Challenges await Alok Sharma as business minister

The latest elevation of Sharma and the cabinet reshuffle by Johnson reflects the UK government’s new priorities as it strives to reshape its relationship with the rest of the globe after Brexit (Photo: Leon Neal/Getty Images).

By: Radhakrishna N S

IN a surprise move on Thursday (13), the UK prime minister Boris Johnson appointed Alok Sharma as his new business minister replacing business secretary Andrea Leadsom.

The latest elevation of Sharma and the cabinet reshuffle by Johnson reflects the UK government’s new priorities as it strives to reshape its relationship with the rest of the globe after Brexit.

Sharma, 52, was also appointed as the minister in charge of the UK’s COP26 climate change summit.

He was previously secretary of state for international development.

With the latest appointment, Sharma will preside over the UN climate talks in November, known as Cop26, filling a leadership void.

Sharma will replace ousted Cop26 president Claire O’Neill, who was appointed in July last year but was abruptly sacked at the end of last month. The position had been vacant for nearly 14 days.

In a major step to ensure sustainable development in Africa, Sharma who in his previous role was at the UK-Africa summit, announced that the UK will partner with Egypt, Ethiopia, Ghana, Kenya and Uganda to design a new facility to support finance to a range of environmentally-friendly infrastructure projects.

Around £2 billion in energy deals were agreed at the meet, but it has been revealed that 90 per cent were for fossil fuels.

Sharma has held various roles, becoming the prime minister’s infrastructure envoy to India in 2016 and a minister for housing the next year.

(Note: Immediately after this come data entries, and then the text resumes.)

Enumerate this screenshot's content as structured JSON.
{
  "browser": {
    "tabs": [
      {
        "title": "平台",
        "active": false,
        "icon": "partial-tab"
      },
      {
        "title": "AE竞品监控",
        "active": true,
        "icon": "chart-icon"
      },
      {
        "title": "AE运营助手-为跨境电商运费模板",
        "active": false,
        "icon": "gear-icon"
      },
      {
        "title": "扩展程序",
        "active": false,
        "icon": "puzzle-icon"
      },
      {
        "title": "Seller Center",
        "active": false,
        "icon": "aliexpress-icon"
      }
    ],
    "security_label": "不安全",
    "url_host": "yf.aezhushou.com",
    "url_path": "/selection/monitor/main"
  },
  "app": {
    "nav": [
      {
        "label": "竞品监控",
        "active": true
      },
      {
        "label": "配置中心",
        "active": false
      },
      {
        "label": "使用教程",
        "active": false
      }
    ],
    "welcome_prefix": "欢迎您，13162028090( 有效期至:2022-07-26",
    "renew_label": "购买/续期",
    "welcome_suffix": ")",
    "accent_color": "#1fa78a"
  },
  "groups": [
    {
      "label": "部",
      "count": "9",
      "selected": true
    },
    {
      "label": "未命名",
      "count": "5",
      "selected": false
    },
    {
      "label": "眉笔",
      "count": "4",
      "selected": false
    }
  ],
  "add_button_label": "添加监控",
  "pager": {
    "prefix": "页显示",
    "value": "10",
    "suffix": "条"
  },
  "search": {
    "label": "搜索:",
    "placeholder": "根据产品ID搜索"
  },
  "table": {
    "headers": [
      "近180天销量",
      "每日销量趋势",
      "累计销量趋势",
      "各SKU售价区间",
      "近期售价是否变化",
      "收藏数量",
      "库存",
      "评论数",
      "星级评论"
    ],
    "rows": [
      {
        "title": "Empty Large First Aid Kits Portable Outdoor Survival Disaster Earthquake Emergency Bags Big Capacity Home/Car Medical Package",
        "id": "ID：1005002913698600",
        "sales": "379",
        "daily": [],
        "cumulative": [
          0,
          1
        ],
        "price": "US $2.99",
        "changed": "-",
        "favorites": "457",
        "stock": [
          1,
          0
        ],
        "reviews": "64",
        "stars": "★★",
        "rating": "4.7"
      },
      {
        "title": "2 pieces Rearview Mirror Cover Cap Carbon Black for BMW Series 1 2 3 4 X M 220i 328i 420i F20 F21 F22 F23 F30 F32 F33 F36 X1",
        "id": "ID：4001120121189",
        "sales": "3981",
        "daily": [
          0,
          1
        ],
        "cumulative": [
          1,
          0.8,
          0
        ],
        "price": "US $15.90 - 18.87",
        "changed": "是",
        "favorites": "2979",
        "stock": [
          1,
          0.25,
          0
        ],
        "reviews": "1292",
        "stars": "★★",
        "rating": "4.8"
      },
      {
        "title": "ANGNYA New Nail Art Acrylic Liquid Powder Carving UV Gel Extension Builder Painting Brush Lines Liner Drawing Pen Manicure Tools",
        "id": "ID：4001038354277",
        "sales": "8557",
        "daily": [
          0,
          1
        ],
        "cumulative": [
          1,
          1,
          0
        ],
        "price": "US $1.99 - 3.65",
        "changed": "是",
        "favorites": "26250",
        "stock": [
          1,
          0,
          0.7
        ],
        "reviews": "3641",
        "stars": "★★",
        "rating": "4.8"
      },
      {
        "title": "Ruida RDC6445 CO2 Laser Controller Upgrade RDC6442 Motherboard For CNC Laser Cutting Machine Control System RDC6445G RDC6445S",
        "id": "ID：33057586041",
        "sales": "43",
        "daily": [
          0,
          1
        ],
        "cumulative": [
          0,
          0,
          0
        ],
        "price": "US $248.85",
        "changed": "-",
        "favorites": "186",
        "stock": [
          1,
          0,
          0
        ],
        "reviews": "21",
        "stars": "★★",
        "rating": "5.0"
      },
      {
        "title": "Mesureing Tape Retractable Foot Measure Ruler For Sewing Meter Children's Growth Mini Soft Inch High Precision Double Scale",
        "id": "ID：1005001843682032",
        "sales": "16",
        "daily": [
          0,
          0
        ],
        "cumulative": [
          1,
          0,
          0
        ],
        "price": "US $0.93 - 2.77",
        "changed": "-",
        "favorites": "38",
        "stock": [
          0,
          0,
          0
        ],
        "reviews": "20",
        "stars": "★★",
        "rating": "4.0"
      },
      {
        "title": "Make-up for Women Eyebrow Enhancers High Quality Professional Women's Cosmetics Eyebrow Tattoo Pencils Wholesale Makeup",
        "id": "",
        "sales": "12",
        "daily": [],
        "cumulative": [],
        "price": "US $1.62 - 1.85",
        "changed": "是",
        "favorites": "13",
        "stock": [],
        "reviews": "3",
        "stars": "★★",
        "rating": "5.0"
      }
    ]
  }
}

He was previously secretary of state for international development from July 2019 to February 2020, and minister of state for employment at the department of work and pensions from January 2018 until July 2019.

As an employment minister, Sharma had said he was committed to helping more people from black, Asian and minorities (BAME) background get jobs as he hosted a meeting to understand the challenges facing some ethnic minorities.

Sharma noted once that while the employment rate is high among BAME, he was “personally dedicated to pushing progress forward”.

He was minister of state for housing and planning for the department for communities and local government from June 2017 to January 2018.

One of the major challenges Sharma faced in his political career was the fire that destroyed Grenfell Tower with the loss of 72 lives, which confronted him hours after his appointment as minister for housing and planning.

Sharma also served as a parliamentary under secretary of state at the foreign and commonwealth office during July 2016 to June 2017.

Further, he also served as a member of the Commons Treasury select committee, a member of the Commons Science and Technology select committee, and a parliamentary private secretary at the Treasury

Sharma who has his roots in Asia served as a Conservative Party vice-chairman from 2012 to 2015.

He was elected as the Conservative MP for Reading West in May 2010.

Prior to entering politics, Sharma qualified as a chartered accountant with Coopers & Lybrand Deloitte, and then worked for 16 years within banking.

He started his career first with the Japanese firm Nikko Securities and then Enskilda Securities- the investment banking arm of SE Banken, where he held senior roles based out of London, Stockholm and Frankfurt, including serving as a member of the bank’s corporate finance global management committee.

Sharma was born in India and moved to Reading in southern England when he was only five. Sharma is married and has two daughters.